Japan: 非日本人のマイノリティ人口の少なさ(人口の5%以下)がsource of both pride, controversy, and debate in recent years. と言い、その後にThis Saturday, several hundred people were out on the streets of Tokyo to express solidarity with the Floyd protests, but also to highlight police discrimination in their own city, spurred on by the case of a 33-year old ethnic Kurd from Turkey who was thrown to the ground and manhandled by police after he refused to let them search his car. と米国と同様のことが日本にいるクルド人にも起きたことを伝えて、彼の友人が撮った画像が広まっているとも述べている。

これ読んだので、
「クルド人 警察」でググると画像も出てくる。な「え、日本の警官もミネアポリスの警官に近い感じのことやっているな」という印象を持つ。

この件は全く知らなかった。
日本のメディアで取り上げたところがあるのだろうか。

(2020.06.09)

Agency 理論の実体

Agency 理論とは、以下のように説明される。
情報の非対称性を前提としたうえで、契約関係をプリンシパル(委託者、株主ないし投資家本人)とエージェント(代理人、経営者)の関係としてとらえ、エージェントの行動がプリンシパルの利害と一致しないときに発生する問題の構造を明らかにし、その問題に対処する方法を考察する理論である。
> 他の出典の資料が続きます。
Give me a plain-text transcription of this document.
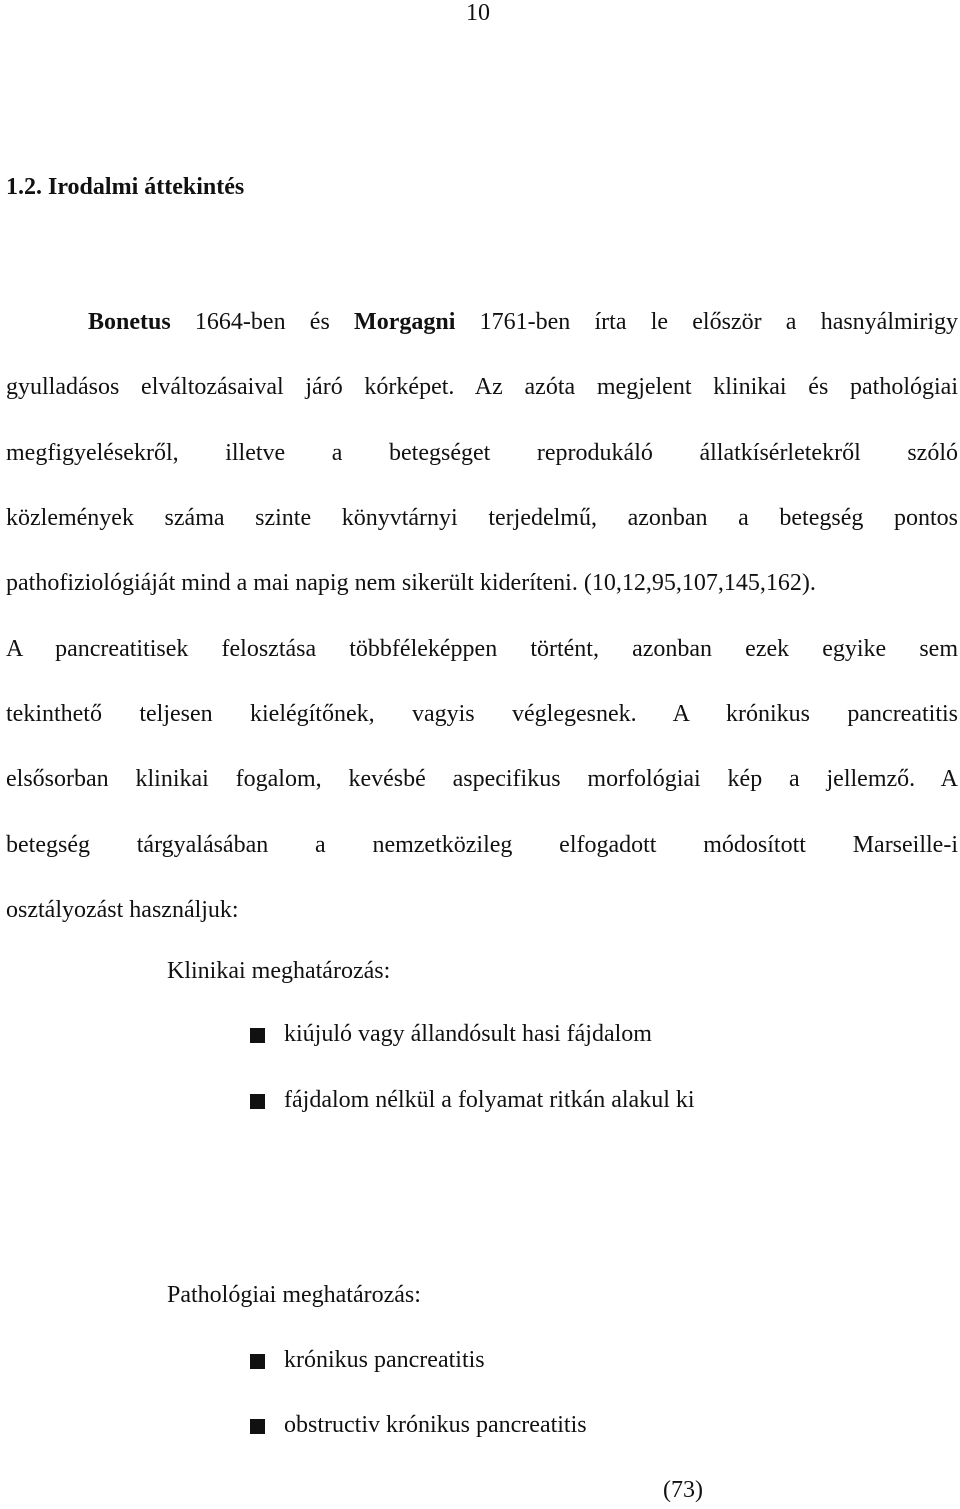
10
1.2. Irodalmi áttekintés
Bonetus 1664-ben és Morgagni 1761-ben írta le először a hasnyálmirigy
gyulladásos elváltozásaival járó kórképet. Az azóta megjelent klinikai és pathológiai
megfigyelésekről, illetve a betegséget reprodukáló állatkísérletekről szóló
közlemények száma szinte könyvtárnyi terjedelmű, azonban a betegség pontos
pathofiziológiáját mind a mai napig nem sikerült kideríteni. (10,12,95,107,145,162).
A pancreatitisek felosztása többféleképpen történt, azonban ezek egyike sem
tekinthető teljesen kielégítőnek, vagyis véglegesnek. A krónikus pancreatitis
elsősorban klinikai fogalom, kevésbé aspecifikus morfológiai kép a jellemző. A
betegség tárgyalásában a nemzetközileg elfogadott módosított Marseille-i
osztályozást használjuk:
Klinikai meghatározás:
kiújuló vagy állandósult hasi fájdalom
fájdalom nélkül a folyamat ritkán alakul ki
Pathológiai meghatározás:
krónikus pancreatitis
obstructiv krónikus pancreatitis
(73)
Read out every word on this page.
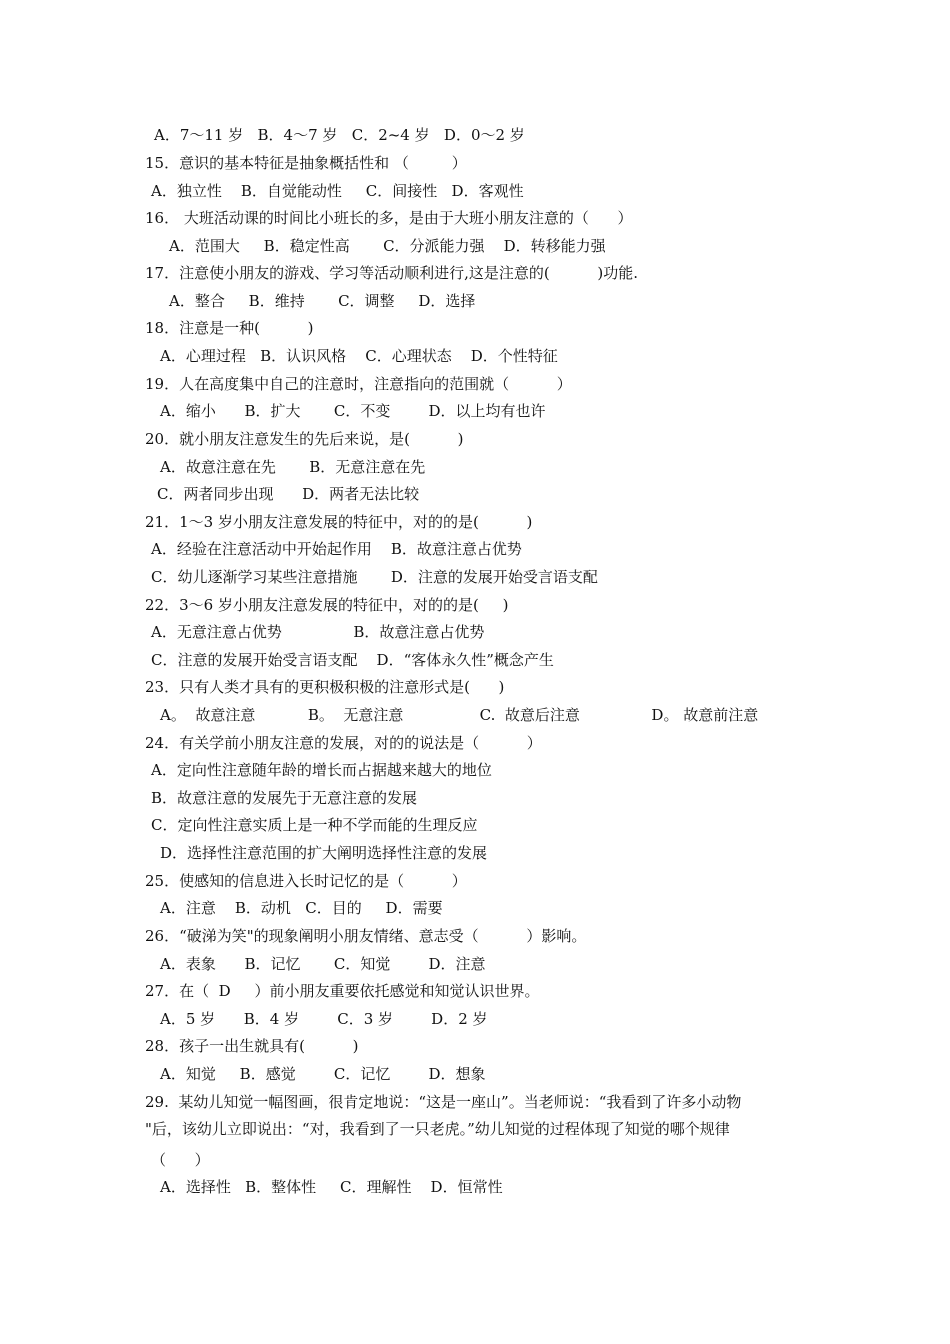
A．7～11 岁   B．4～7 岁   C．2~4 岁   D．0～2 岁
15．意识的基本特征是抽象概括性和 （         ）
A．独立性    B．自觉能动性     C．间接性   D．客观性
16． 大班活动课的时间比小班长的多，是由于大班小朋友注意的（      ）
A．范围大     B．稳定性高       C．分派能力强    D．转移能力强
17．注意使小朋友的游戏、学习等活动顺利进行,这是注意的(          )功能.
A．整合     B．维持       C．调整     D．选择
18．注意是一种(          )
A．心理过程   B．认识风格    C．心理状态    D．个性特征
19．人在高度集中自己的注意时，注意指向的范围就（          ）
A．缩小      B．扩大       C．不变        D．以上均有也许
20．就小朋友注意发生的先后来说，是(          )
A．故意注意在先       B．无意注意在先
C．两者同步出现      D．两者无法比较
21．1～3 岁小朋友注意发展的特征中，对的的是(          )
A．经验在注意活动中开始起作用    B．故意注意占优势
C．幼儿逐渐学习某些注意措施       D．注意的发展开始受言语支配
22．3～6 岁小朋友注意发展的特征中，对的的是(     )
A．无意注意占优势               B．故意注意占优势
C．注意的发展开始受言语支配    D．“客体永久性”概念产生
23．只有人类才具有的更积极积极的注意形式是(      )
A。  故意注意           B。  无意注意                C.  故意后注意               D。 故意前注意
24．有关学前小朋友注意的发展，对的的说法是（          ）
A．定向性注意随年龄的增长而占据越来越大的地位
B．故意注意的发展先于无意注意的发展
C．定向性注意实质上是一种不学而能的生理反应
D．选择性注意范围的扩大阐明选择性注意的发展
25．使感知的信息进入长时记忆的是（          ）
A．注意    B．动机   C．目的     D．需要
26．“破涕为笑"的现象阐明小朋友情绪、意志受（          ）影响。
A．表象      B．记忆       C．知觉        D．注意
27．在（  D     ）前小朋友重要依托感觉和知觉认识世界。
A．5 岁      B．4 岁        C．3 岁        D．2 岁
28．孩子一出生就具有(          )
A．知觉     B．感觉        C．记忆        D．想象
29.  某幼儿知觉一幅图画，很肯定地说：“这是一座山”。当老师说：“我看到了许多小动物
"后，该幼儿立即说出：“对，我看到了一只老虎。”幼儿知觉的过程体现了知觉的哪个规律
（      ）
A．选择性   B．整体性     C．理解性    D．恒常性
具体例としては、投資ファンド(株主)が、投資先の経営を委ねるためにCEOを見つけてきたが、彼/彼女の働きが期待外れの場合に露見する問題だ。
株主の期待を満たすことが出来ない経営者は契約を破棄(解雇)されることになる。経営者にとっては不名誉なことだが、株主にとっても経営者の人選の不始末と、案件がうまくいっていないことを周知することになるので避けたい事態だ。

株主の意向をCEOが満たさない場合は株主が決断すれば解決は可能だ。(結果がうまく行くかどうかはやってみないとわからないが)
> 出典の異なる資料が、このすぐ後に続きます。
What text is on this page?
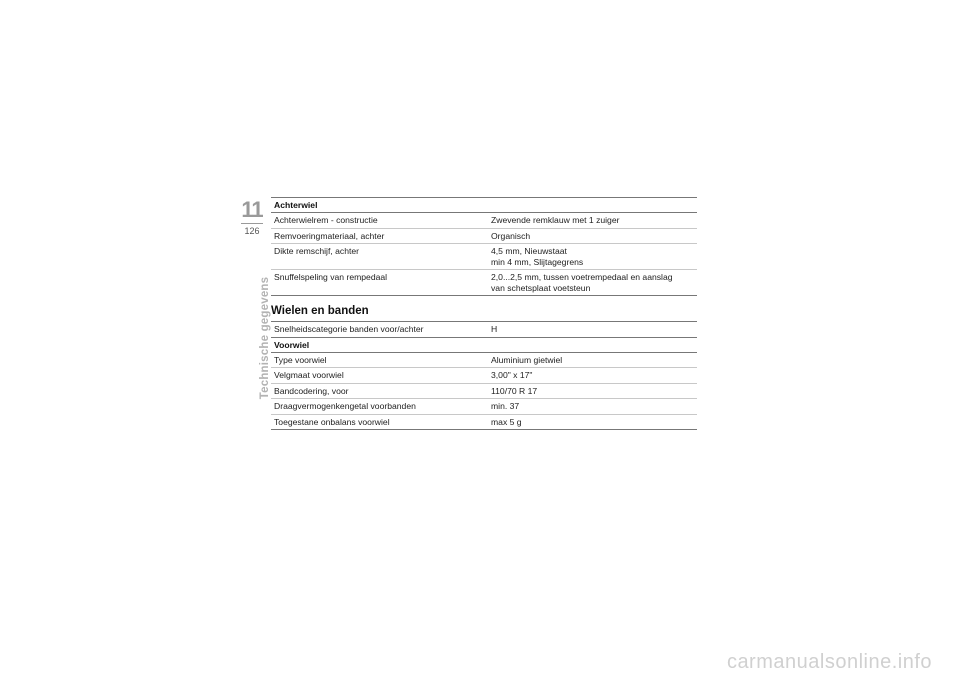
11
126
Technische gegevens
Achterwiel
Achterwielrem - constructie	Zwevende remklauw met 1 zuiger
Remvoeringmateriaal, achter	Organisch
Dikte remschijf, achter	4,5 mm, Nieuwstaat
min 4 mm, Slijtagegrens
Snuffelspeling van rempedaal	2,0...2,5 mm, tussen voetrempedaal en aanslag
van schetsplaat voetsteun
Wielen en banden
Snelheidscategorie banden voor/achter	H
Voorwiel
Type voorwiel	Aluminium gietwiel
Velgmaat voorwiel	3,00" x 17"
Bandcodering, voor	110/70 R 17
Draagvermogenkengetal voorbanden	min. 37
Toegestane onbalans voorwiel	max 5 g
carmanualsonline.info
案件的に一番難しいのは、絶対株主(持分2/3以上)がCEOをしている会社に少数株主として参加し、ガバナンスを効かせるにはどうしたら良いかという問題であろう。

業績が良ければ問題ないが、実績が全く残せていない場合はどうするか。
株主=エージェントという経営形態が機能しないことが過去数年で証されたとすれば、論理的な解決策は以下のどれかだろう。
1.株主を変える(既存の絶対株主をその地位から退かせる、大株主を見つける)
2.CEOを変える(株主の同意が必要、人選は困難)
3.株主もCEOも変える
いずれも簡単な選択肢ではない。

株主=エージェントが会社の状況をどの程度理解し、どの程度の危機感を自ら抱いているかに大きく依存するだろう。自分に甘い株主=エージェントだと、状況の改善は難しい。